Siglent SDS1202X-E vs Siglent SDS2104X Plus
Head-to-head spec comparison to help you pick the right scope for your bench.
Siglent
$379
Siglent
$1099
Spec-by-Spec Comparison
| Spec | Siglent SDS1202X-E | Siglent SDS2104X Plus |
|---|---|---|
| Bandwidth | 200 MHz | 100 MHz |
| Sample Rate | 1 GSa/s | 2 GSa/s |
| Channels | 2 | 4 |
| Memory Depth | 14 Mpts | 200 Mpts |
| Display Size | 7" | 10.1" |
| Weight | 3.3 kg | 4.5 kg |
| Price | $379 | $1099 |
| Rating | 7.5/10 | 8.0/10 |
| Protocol Decoder | Yes | Yes |
| Function Gen | No | Yes |
| WiFi | No | No |
| Battery | No | No |
| Buy on Amazon · $379 | Buy on Amazon · $1,099 |
Pros & Cons
Siglent SDS1202X-E
Pros
- 200MHz bandwidth — 4x the stock DS1054Z at nearly the same price
- 14Mpt memory depth is excellent for capturing long waveforms
- Protocol decoding includes CAN and LIN — Rigol charges extra for these
- SPL (Siglent Programming Language) for scripting and automation
- Serial decode is free, not locked behind a paid license
Cons
- Only 2 channels — the fundamental tradeoff versus the DS1054Z
- Interface is less intuitive than Rigol's — steeper learning curve
- Smaller community means fewer tutorials and answered questions online
- No touchscreen — button-heavy navigation
- No function generator
Siglent SDS2104X Plus
Pros
- 200Mpt memory depth is exceptional — capture minutes of data at full sample rate
- 10.1-inch IPS touchscreen is genuinely gorgeous to work with
- 2GSa/s sample rate handles fast signals better than 1GSa/s scopes
- Comprehensive protocol decoding including FlexRay, I2S, and MIL-STD-1553
- Built-in 25MHz AWG function generator
- Feels like a professional instrument — because it is one
Cons
- At ~$1,099, it's at the top of hobbyist budgets
- 100MHz bandwidth is surprisingly low for this price tier
- Large and heavy — needs permanent bench space
- Overkill for casual Arduino projects or simple bench work
Our Verdicts
Siglent SDS1202X-E
The Siglent SDS1202X-E is the DS1054Z's biggest competitor, and it wins on raw specs: 200MHz bandwidth, 14Mpt memory, and protocol decoding that includes CAN and LIN without paying for licenses.

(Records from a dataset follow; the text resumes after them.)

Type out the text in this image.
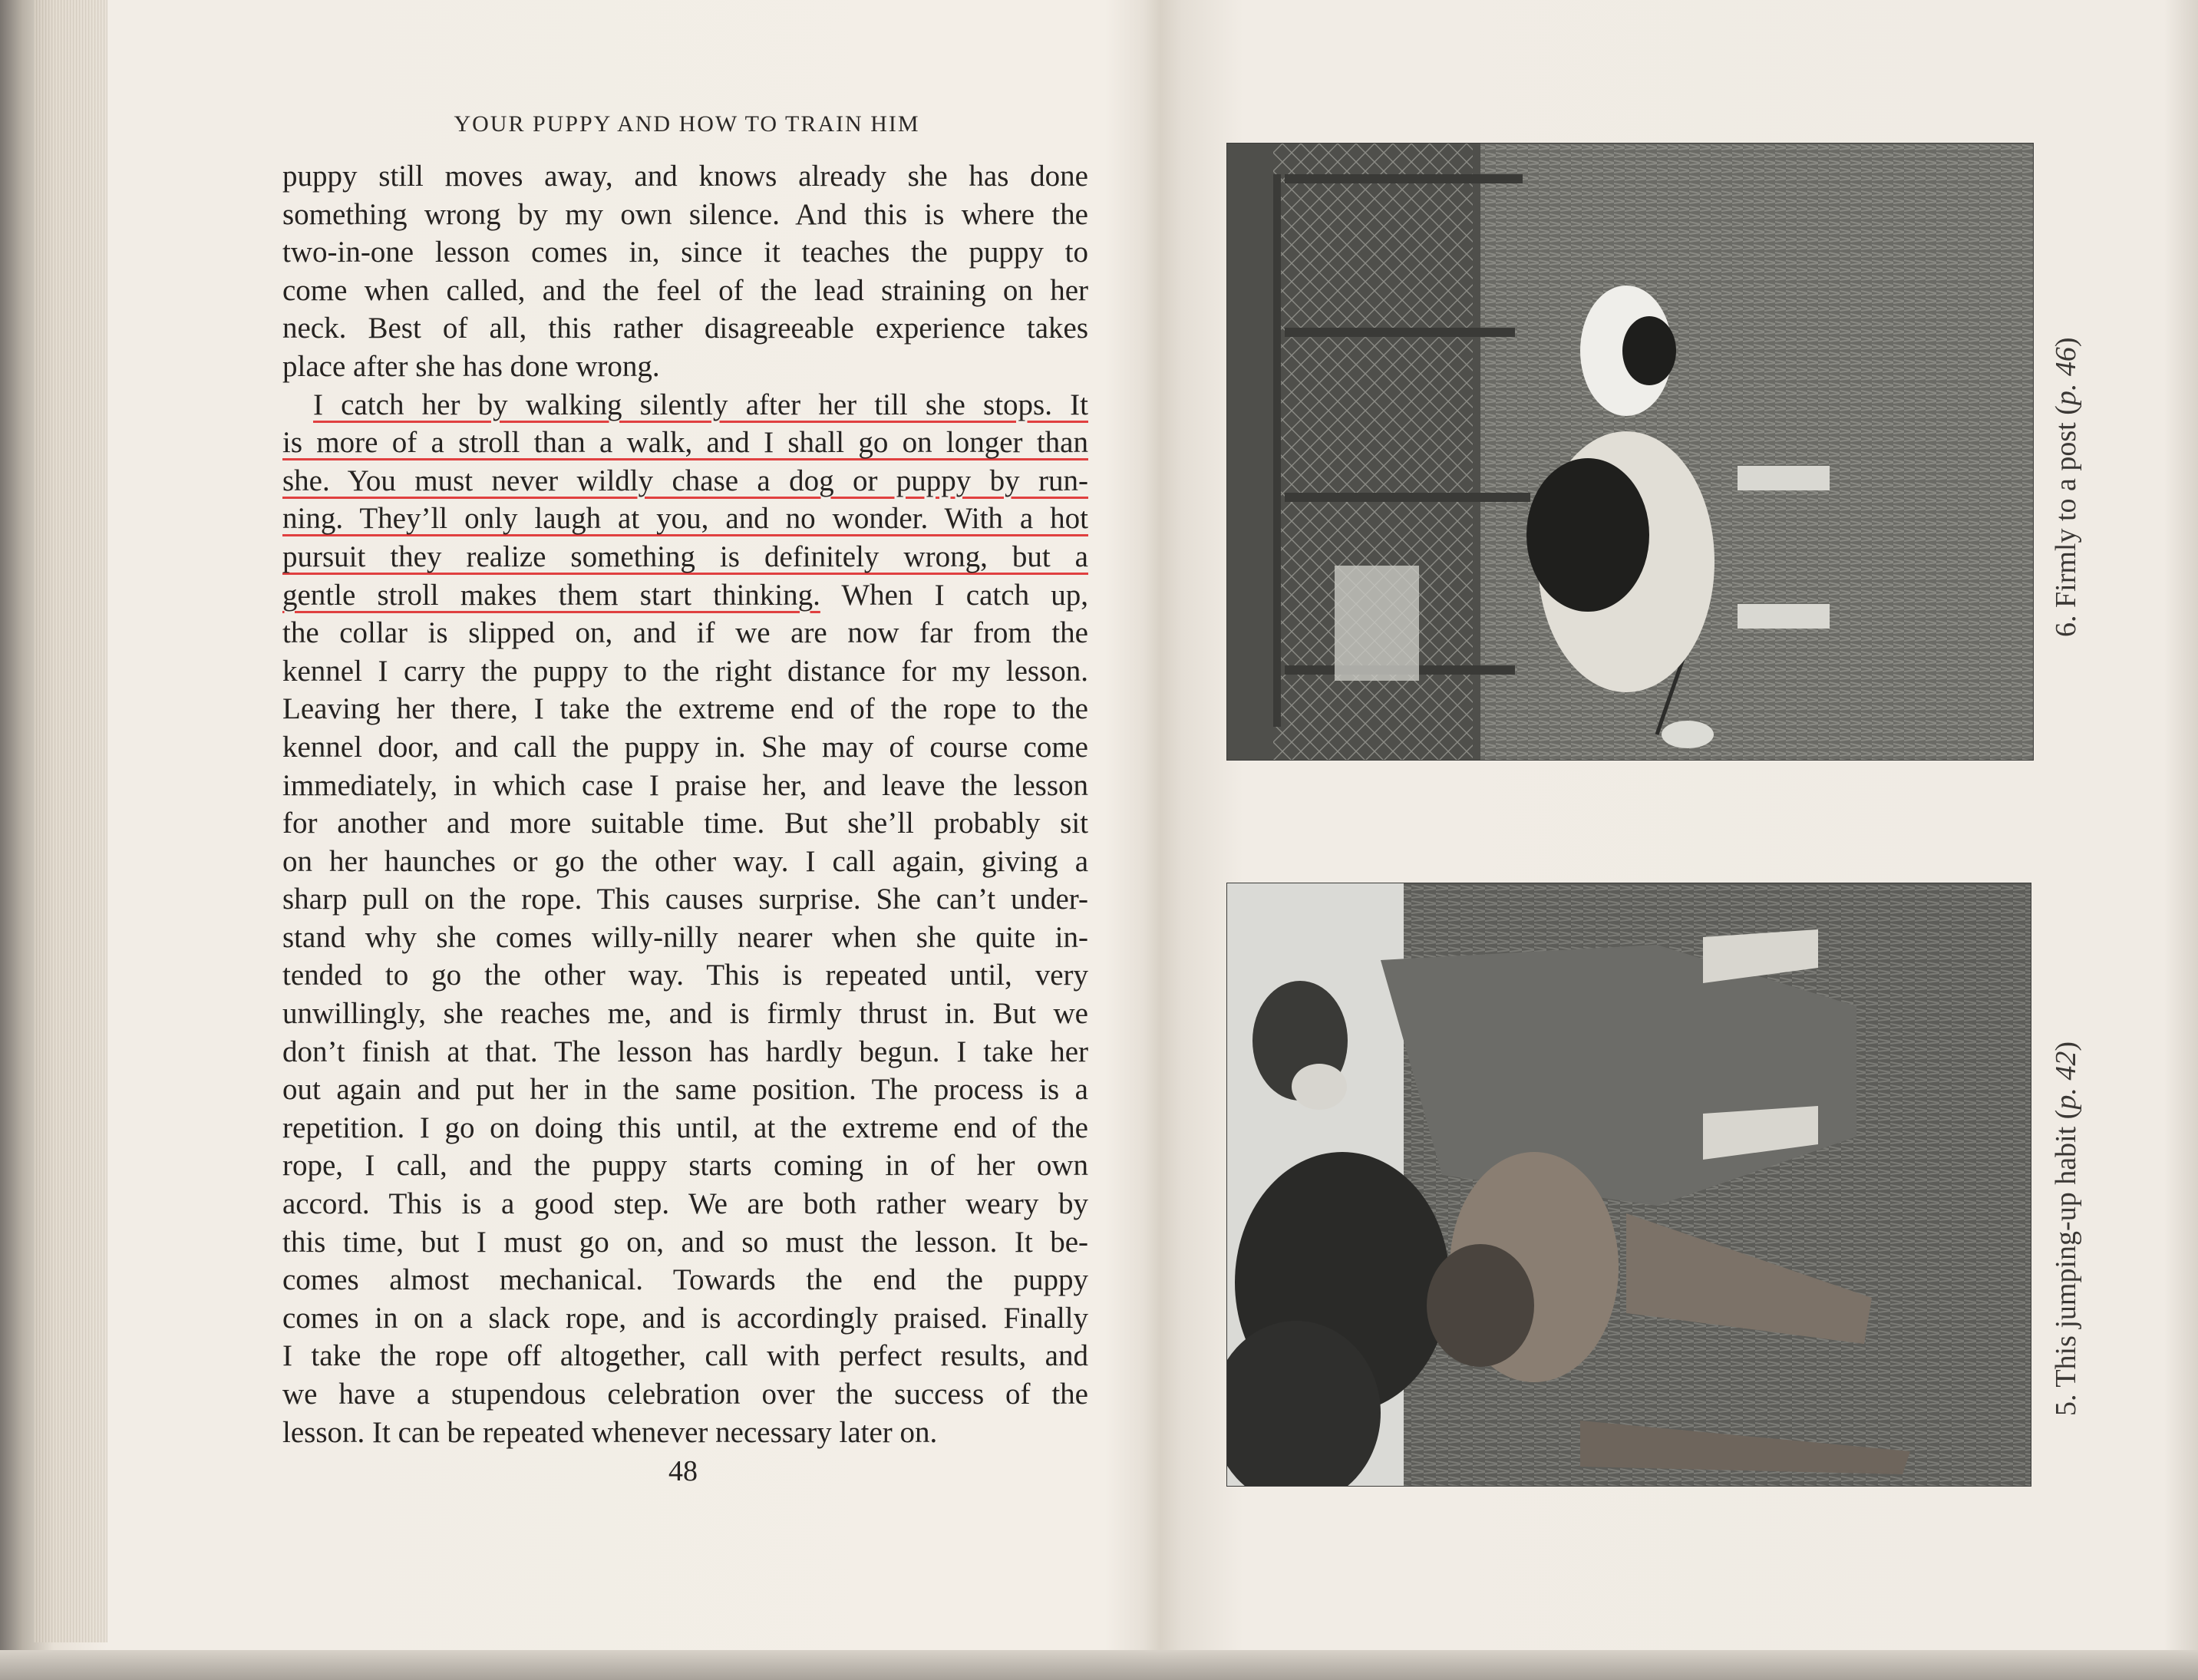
YOUR PUPPY AND HOW TO TRAIN HIM
puppy still moves away, and knows already she has done
something wrong by my own silence. And this is where the
two-in-one lesson comes in, since it teaches the puppy to
come when called, and the feel of the lead straining on her
neck. Best of all, this rather disagreeable experience takes
place after she has done wrong.
I catch her by walking silently after her till she stops. It
is more of a stroll than a walk, and I shall go on longer than
she. You must never wildly chase a dog or puppy by run-
ning. They’ll only laugh at you, and no wonder. With a hot
pursuit they realize something is definitely wrong, but a
gentle stroll makes them start thinking. When I catch up,
the collar is slipped on, and if we are now far from the
kennel I carry the puppy to the right distance for my lesson.
Leaving her there, I take the extreme end of the rope to the
kennel door, and call the puppy in. She may of course come
immediately, in which case I praise her, and leave the lesson
for another and more suitable time. But she’ll probably sit
on her haunches or go the other way. I call again, giving a
sharp pull on the rope. This causes surprise. She can’t under-
stand why she comes willy-nilly nearer when she quite in-
tended to go the other way. This is repeated until, very
unwillingly, she reaches me, and is firmly thrust in. But we
don’t finish at that. The lesson has hardly begun. I take her
out again and put her in the same position. The process is a
repetition. I go on doing this until, at the extreme end of the
rope, I call, and the puppy starts coming in of her own
accord. This is a good step. We are both rather weary by
this time, but I must go on, and so must the lesson. It be-
comes almost mechanical. Towards the end the puppy
comes in on a slack rope, and is accordingly praised. Finally
I take the rope off altogether, call with perfect results, and
we have a stupendous celebration over the success of the
lesson. It can be repeated whenever necessary later on.
48
6. Firmly to a post (p. 46)
5. This jumping-up habit (p. 42)
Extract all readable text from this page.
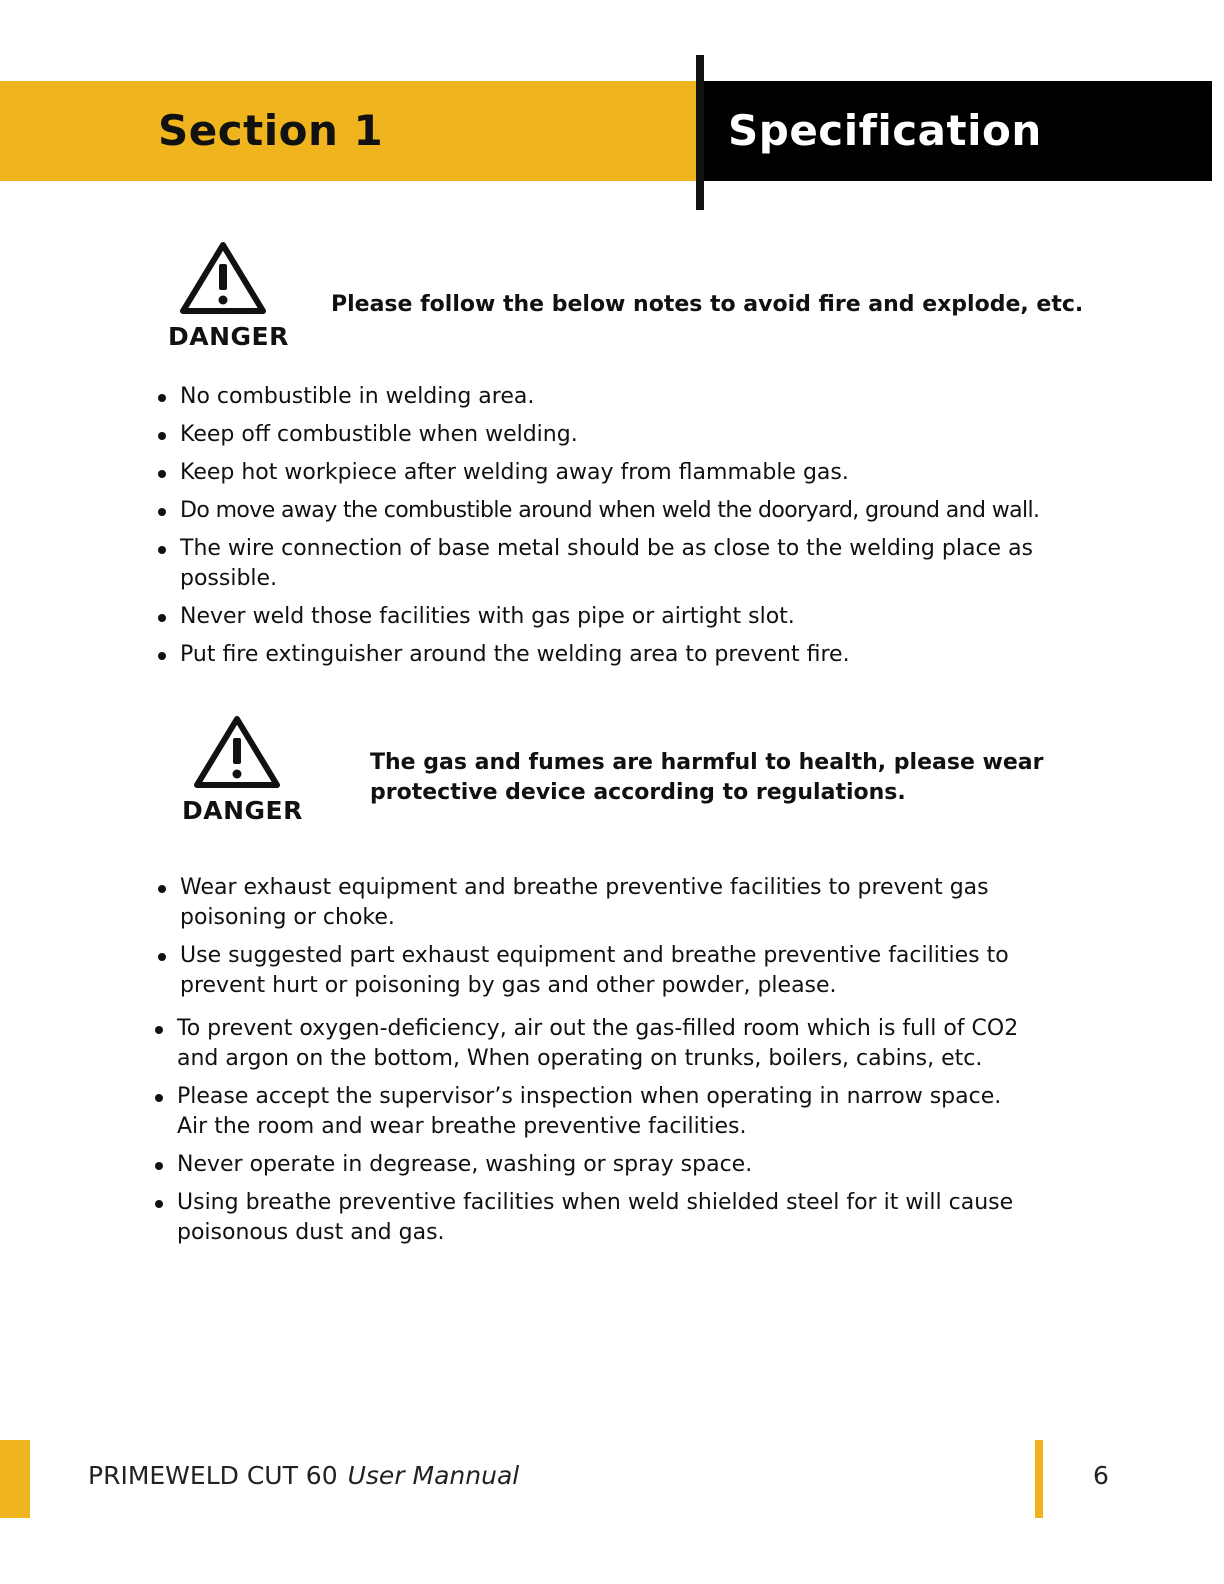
Section 1	Specification
DANGER
Please follow the below notes to avoid fire and explode, etc.
No combustible in welding area.
Keep off combustible when welding.
Keep hot workpiece after welding away from flammable gas.
Do move away the combustible around when weld the dooryard, ground and wall.
The wire connection of base metal should be as close to the welding place as possible.
Never weld those facilities with gas pipe or airtight slot.
Put fire extinguisher around the welding area to prevent fire.
DANGER
The gas and fumes are harmful to health, please wear protective device according to regulations.
Wear exhaust equipment and breathe preventive facilities to prevent gas poisoning or choke.
Use suggested part exhaust equipment and breathe preventive facilities to prevent hurt or poisoning by gas and other powder, please.
To prevent oxygen-deficiency, air out the gas-filled room which is full of CO2 and argon on the bottom, When operating on trunks, boilers, cabins, etc.
Please accept the supervisor’s inspection when operating in narrow space. Air the room and wear breathe preventive facilities.
Never operate in degrease, washing or spray space.
Using breathe preventive facilities when weld shielded steel for it will cause poisonous dust and gas.
PRIMEWELD CUT 60 User Mannual	6
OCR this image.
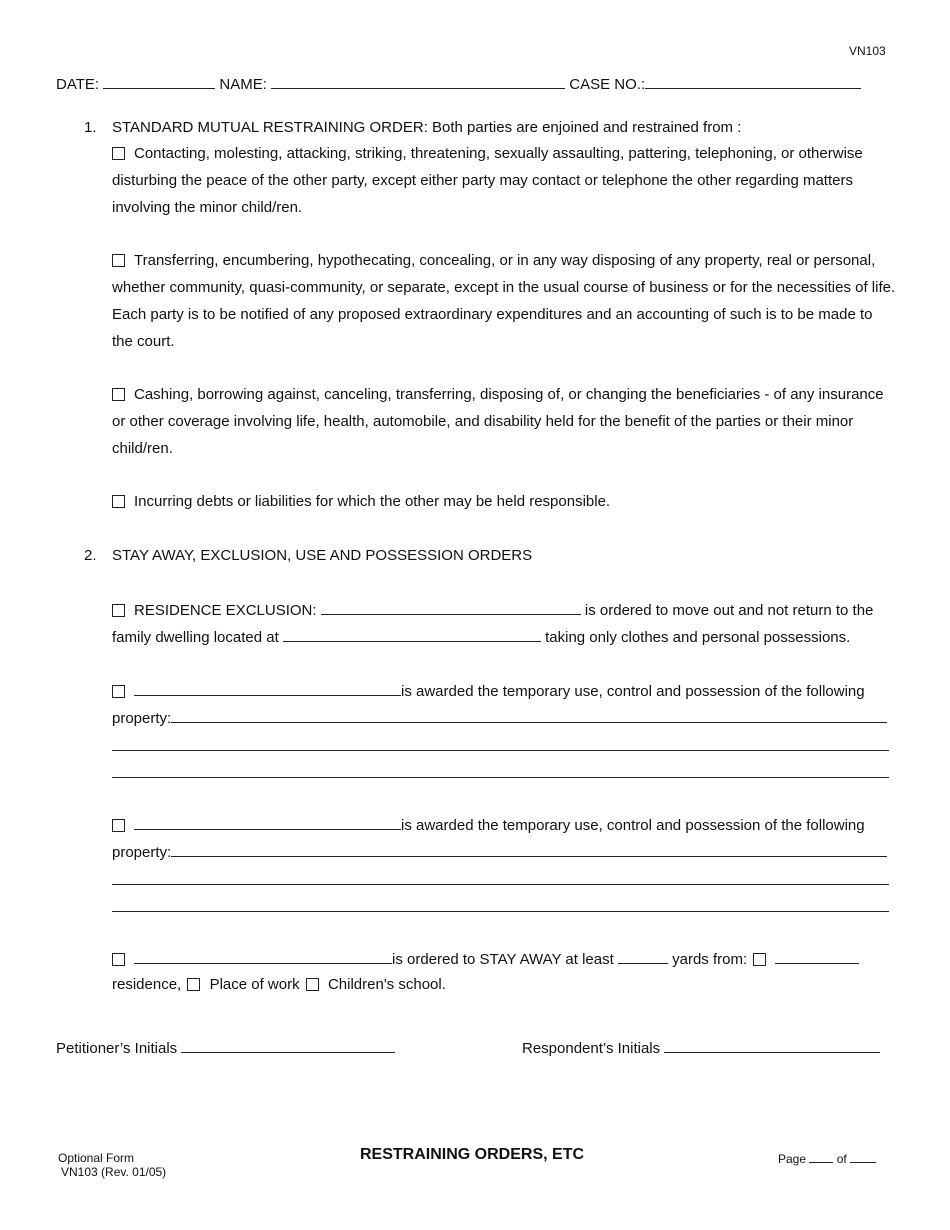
VN103
DATE:	NAME:	CASE NO.:
1. STANDARD MUTUAL RESTRAINING ORDER: Both parties are enjoined and restrained from :
Contacting, molesting, attacking, striking, threatening, sexually assaulting, pattering, telephoning, or otherwise disturbing the peace of the other party, except either party may contact or telephone the other regarding matters involving the minor child/ren.
Transferring, encumbering, hypothecating, concealing, or in any way disposing of any property, real or personal, whether community, quasi-community, or separate, except in the usual course of business or for the necessities of life. Each party is to be notified of any proposed extraordinary expenditures and an accounting of such is to be made to the court.
Cashing, borrowing against, canceling, transferring, disposing of, or changing the beneficiaries - of any insurance or other coverage involving life, health, automobile, and disability held for the benefit of the parties or their minor child/ren.
Incurring debts or liabilities for which the other may be held responsible.
2. STAY AWAY, EXCLUSION, USE AND POSSESSION ORDERS
RESIDENCE EXCLUSION:	is ordered to move out and not return to the
family dwelling located at	taking only clothes and personal possessions.
is awarded the temporary use, control and possession of the following
property:
is awarded the temporary use, control and possession of the following
property:
is ordered to STAY AWAY at least	yards from:
residence, Place of work Children's school.
Petitioner’s Initials	Respondent’s Initials
Optional Form
VN103 (Rev. 01/05)
RESTRAINING ORDERS, ETC	Page	of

The catch is you only get 2 channels, and that trade-off matters more than it sounds. When you're debugging SPI with clock, data, and chip-select lines all running, or trying to correlate an analog signal with a digital trigger, you'll wish you had 4 channels. If you work primarily with audio circuits, RF signals, or single-channel measurements, the 200MHz bandwidth is genuinely useful and this scope makes complete sense. For general embedded debugging with multiple signals, I'd take the DS1054Z's 4 channels over the extra bandwidth.
Siglent SDS2104X Plus
The Siglent SDS2104X Plus is a professional-grade scope that happens to be affordable enough for serious hobbyists, and using it for a long debugging session makes the price feel justified. The 200Mpt memory depth is the headline — you can capture minutes of data at full sample rate, then scroll back and zoom into any moment without re-triggering. The 10.1-inch IPS touchscreen is excellent. The comprehensive protocol decoding (including FlexRay and I2S) makes it the right tool for serious automotive or audio embedded work. The surprise is that all this comes with only 100MHz bandwidth — you're paying for depth, features, and build quality, not raw frequency response. At $1,099, this is a serious investment. It only makes sense if you do electronics work regularly enough to amortize that cost, and if you want an instrument you genuinely won't outgrow.